I have a feeling you're onto something but also something feels off, like there's a catch we're missing.
> Then it just re-sorts them all when an object moves (which would be very cheap)
Given player input and moving enemies this is every frame anyway, and your solution sorts four angles instead of one.
Wait, do you mean "insertion sort the moved object from its original position"? I guess that would be cheap if it's just a handful.
EDIT: if he is using an adaptive sort it shouldn't really matter should it? Although using one sorted list per axis seems smart (you don't need four, symmetry means one sorted list is the other in reverse)
Moving your player means only changer its relative order to a few blocks, so even a bubble sort will do at most a few swaps (typically 0 or 1 swap per frame unless it moves many blocks per frame) so yes, it should be inexpensive.
And you don't need to run the full bubble sort on all blocks, just on the 2 blocks adjacent to the player (in the sorted list), and repeat until stabilized.
Edit: I'm not sure about the symmetry thing though. You're sorting into a cone, so maybe there are cases where you're not symmetrical at all.
This is Panic's first foray into hardware and it really shows; while the device itself is very handsome and feels great, they really underestimated demand and have had a tough time getting the supply logistics under control.
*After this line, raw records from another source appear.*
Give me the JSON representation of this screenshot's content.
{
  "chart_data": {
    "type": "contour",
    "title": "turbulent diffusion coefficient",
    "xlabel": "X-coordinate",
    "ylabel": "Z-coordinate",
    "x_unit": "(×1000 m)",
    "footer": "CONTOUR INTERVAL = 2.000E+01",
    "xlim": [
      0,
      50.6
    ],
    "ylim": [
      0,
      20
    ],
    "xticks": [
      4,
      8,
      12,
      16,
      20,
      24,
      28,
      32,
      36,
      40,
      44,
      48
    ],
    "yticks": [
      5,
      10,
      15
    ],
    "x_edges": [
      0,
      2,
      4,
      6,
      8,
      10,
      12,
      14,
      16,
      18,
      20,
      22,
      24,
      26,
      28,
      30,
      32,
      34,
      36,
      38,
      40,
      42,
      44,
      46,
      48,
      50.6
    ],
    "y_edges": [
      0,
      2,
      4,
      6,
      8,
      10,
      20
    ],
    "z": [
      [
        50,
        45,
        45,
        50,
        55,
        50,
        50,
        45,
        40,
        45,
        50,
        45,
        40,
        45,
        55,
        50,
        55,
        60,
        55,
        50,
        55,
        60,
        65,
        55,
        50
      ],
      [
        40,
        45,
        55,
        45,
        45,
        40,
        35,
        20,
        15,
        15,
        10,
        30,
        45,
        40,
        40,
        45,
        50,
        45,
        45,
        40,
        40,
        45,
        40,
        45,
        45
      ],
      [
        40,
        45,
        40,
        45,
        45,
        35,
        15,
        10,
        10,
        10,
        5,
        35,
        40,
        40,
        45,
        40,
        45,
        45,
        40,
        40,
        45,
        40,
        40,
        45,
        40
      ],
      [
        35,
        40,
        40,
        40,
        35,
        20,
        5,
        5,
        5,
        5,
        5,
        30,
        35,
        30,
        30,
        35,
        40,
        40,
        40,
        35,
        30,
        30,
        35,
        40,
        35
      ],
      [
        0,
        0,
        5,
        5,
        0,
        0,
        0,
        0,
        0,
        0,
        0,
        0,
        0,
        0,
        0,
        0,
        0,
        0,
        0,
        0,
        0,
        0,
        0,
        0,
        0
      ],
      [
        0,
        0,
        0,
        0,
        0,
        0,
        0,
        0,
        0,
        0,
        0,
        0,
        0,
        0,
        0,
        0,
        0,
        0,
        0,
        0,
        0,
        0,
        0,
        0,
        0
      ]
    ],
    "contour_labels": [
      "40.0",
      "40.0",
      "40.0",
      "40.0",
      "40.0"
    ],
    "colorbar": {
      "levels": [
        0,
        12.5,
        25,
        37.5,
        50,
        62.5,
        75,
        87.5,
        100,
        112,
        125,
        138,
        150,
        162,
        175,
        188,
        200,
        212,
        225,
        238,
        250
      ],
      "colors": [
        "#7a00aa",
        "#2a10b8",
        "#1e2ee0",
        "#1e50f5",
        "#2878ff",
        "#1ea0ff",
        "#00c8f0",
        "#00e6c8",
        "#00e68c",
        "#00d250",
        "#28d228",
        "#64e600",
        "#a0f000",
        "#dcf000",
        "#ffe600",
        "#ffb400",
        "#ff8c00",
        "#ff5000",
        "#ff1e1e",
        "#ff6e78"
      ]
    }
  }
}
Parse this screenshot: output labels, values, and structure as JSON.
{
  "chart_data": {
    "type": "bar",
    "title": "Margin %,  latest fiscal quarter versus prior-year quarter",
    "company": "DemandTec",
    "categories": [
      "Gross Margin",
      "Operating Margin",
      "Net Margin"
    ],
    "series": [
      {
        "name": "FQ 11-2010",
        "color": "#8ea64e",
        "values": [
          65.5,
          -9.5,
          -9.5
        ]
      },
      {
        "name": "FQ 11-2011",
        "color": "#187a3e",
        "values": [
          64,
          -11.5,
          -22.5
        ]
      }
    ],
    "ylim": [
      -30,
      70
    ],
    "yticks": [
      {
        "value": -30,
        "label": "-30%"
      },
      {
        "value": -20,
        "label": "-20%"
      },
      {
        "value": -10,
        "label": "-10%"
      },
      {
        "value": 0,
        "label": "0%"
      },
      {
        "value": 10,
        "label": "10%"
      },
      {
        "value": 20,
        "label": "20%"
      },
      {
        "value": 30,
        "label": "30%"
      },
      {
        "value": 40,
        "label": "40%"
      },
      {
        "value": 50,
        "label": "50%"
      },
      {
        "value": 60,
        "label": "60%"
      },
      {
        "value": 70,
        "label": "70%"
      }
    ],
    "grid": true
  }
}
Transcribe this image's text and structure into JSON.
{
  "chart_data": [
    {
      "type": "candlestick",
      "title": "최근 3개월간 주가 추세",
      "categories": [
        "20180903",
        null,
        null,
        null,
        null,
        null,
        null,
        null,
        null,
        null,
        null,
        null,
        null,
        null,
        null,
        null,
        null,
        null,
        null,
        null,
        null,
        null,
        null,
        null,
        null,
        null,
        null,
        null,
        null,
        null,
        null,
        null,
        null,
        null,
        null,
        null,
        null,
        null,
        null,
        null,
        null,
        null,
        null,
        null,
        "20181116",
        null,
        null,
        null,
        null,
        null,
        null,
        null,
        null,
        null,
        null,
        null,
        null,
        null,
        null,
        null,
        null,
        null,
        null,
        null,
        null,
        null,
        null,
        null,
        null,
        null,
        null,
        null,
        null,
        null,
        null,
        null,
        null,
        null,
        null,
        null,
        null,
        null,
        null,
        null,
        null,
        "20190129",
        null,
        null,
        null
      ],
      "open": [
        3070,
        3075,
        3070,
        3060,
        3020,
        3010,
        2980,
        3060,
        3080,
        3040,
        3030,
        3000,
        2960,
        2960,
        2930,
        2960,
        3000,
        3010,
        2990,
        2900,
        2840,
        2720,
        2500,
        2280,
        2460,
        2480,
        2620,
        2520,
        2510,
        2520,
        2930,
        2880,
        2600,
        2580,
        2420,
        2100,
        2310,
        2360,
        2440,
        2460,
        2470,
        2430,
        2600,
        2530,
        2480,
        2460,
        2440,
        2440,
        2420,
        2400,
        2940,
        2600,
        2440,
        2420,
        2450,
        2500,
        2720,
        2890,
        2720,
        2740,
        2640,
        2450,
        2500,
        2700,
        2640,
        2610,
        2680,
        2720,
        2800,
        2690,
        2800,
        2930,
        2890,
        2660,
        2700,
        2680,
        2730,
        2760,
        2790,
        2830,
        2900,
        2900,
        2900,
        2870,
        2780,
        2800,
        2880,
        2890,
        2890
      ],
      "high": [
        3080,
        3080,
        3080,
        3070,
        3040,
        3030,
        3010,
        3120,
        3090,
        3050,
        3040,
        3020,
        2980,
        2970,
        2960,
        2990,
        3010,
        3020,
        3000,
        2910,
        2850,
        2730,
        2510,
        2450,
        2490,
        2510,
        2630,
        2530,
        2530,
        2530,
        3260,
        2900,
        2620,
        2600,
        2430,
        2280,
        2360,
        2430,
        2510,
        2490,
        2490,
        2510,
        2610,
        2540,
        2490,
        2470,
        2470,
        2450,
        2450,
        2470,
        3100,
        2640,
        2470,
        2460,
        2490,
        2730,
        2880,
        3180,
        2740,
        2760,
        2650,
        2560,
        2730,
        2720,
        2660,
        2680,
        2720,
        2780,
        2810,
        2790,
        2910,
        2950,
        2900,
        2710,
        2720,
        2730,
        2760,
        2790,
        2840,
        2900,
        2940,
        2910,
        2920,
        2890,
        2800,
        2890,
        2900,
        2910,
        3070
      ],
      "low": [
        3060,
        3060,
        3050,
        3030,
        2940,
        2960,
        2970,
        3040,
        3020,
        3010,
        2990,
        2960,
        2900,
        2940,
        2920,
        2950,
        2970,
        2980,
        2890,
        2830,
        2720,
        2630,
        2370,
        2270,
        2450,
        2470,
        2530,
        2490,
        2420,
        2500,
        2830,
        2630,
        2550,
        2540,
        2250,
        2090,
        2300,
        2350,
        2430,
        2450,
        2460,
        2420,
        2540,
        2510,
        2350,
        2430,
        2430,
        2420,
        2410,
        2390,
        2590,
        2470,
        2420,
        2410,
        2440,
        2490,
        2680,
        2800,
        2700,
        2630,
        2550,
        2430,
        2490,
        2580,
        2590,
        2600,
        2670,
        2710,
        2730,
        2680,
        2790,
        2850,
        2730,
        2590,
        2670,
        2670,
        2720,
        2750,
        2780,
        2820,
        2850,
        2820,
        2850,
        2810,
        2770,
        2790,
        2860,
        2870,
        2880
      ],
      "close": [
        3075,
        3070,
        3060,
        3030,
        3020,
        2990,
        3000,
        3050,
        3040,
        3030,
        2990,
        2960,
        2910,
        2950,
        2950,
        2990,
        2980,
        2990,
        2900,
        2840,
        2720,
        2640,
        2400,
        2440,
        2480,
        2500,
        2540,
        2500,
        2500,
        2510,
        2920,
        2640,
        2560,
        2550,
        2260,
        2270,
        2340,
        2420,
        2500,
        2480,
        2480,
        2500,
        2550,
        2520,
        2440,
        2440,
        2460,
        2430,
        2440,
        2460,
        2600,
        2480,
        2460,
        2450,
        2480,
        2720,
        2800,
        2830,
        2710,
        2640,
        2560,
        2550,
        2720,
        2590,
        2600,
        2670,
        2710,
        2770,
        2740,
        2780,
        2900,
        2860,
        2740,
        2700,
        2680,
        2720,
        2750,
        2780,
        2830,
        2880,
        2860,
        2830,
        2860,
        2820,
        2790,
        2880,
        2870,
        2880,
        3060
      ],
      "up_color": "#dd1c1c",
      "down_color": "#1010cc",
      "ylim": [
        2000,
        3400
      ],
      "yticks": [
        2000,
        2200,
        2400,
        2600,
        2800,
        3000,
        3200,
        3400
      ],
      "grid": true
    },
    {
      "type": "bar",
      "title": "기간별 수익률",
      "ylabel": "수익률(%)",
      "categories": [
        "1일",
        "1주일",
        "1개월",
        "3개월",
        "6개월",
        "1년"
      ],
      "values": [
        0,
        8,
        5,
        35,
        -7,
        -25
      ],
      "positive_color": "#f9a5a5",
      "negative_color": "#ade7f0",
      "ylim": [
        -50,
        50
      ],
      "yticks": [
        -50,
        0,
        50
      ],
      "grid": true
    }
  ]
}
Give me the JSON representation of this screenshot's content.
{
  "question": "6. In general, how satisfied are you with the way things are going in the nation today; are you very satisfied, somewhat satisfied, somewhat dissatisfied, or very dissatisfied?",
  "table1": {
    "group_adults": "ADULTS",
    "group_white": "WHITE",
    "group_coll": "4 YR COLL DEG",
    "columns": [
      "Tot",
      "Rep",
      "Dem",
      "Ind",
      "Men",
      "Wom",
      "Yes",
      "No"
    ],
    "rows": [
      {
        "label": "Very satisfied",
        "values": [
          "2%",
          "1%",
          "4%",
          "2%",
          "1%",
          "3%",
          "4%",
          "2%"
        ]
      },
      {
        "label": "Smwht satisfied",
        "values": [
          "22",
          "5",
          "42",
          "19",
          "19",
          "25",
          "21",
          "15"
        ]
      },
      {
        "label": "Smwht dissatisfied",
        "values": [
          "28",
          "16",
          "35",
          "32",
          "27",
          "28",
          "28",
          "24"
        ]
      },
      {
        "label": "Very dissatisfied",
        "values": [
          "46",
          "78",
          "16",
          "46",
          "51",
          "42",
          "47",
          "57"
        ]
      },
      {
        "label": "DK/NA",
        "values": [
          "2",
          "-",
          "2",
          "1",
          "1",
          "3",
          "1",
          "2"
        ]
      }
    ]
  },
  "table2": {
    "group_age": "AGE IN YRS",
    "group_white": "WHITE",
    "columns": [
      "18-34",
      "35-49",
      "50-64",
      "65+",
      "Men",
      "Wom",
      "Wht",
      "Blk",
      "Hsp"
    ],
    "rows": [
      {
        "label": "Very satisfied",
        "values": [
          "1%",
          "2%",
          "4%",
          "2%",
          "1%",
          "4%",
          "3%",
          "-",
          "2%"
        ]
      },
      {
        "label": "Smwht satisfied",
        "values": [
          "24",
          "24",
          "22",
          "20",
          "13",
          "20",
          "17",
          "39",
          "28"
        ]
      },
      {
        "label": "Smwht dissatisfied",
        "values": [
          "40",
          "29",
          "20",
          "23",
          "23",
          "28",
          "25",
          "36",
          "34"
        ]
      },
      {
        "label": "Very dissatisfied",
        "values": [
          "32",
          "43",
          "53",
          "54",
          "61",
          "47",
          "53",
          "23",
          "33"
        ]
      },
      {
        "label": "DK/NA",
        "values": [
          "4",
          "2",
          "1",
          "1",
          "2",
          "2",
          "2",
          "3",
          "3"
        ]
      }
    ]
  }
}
I ordered mine in February and got it 7 months later.
I think they're (finally) catching up on orders, but I wouldn't take their word for it on ship dates
They conceived, built and delivered production units, all the while pyra has been "almost there" so I think they did OK. For a super niche product I think they did great.
LCDs are very inexpensive commodities; the Playdate has a Memory-in-Pixel display that I would guess costs a little more than an equivalently sized LCD.
So I think it's partly the battery life thing, and partly an intentional aesthetic choice -- this little thing is meant to evoke nostalgia for the days where the compute and display limitations defined a genre of games (see early Game Boy).
Would definitely suggest looking at videos showing the display at various angles before purchasing one. In the right light it is incredibly bright, crisp, and readable, and like any reflective tech it gets better, not worse, in sunlight. However, it really needs light coming from overhead to do its best -- if you are in dim or diffuse indoor light, the screen can be nigh unreadable, especially since it's so tiny!
Phenomenal, even. I can imagine this will look fantastic if color and particle effects (transparent pngs on planes?) are added. Maybe they won't be added. If not, this art style still reminds me of black-and-white movies. It's effervescent, visceral somehow. It tugs at my hearstrings for some reason that I -- as yet -- cannot express.
Aesthetics really hit a lot of Monument Valley notes and would pair well with the systems crank to rotate the world.
After reading the devlog and rest of the site I'm not entirely sure what the gameplay is, but looking forward to seeing more.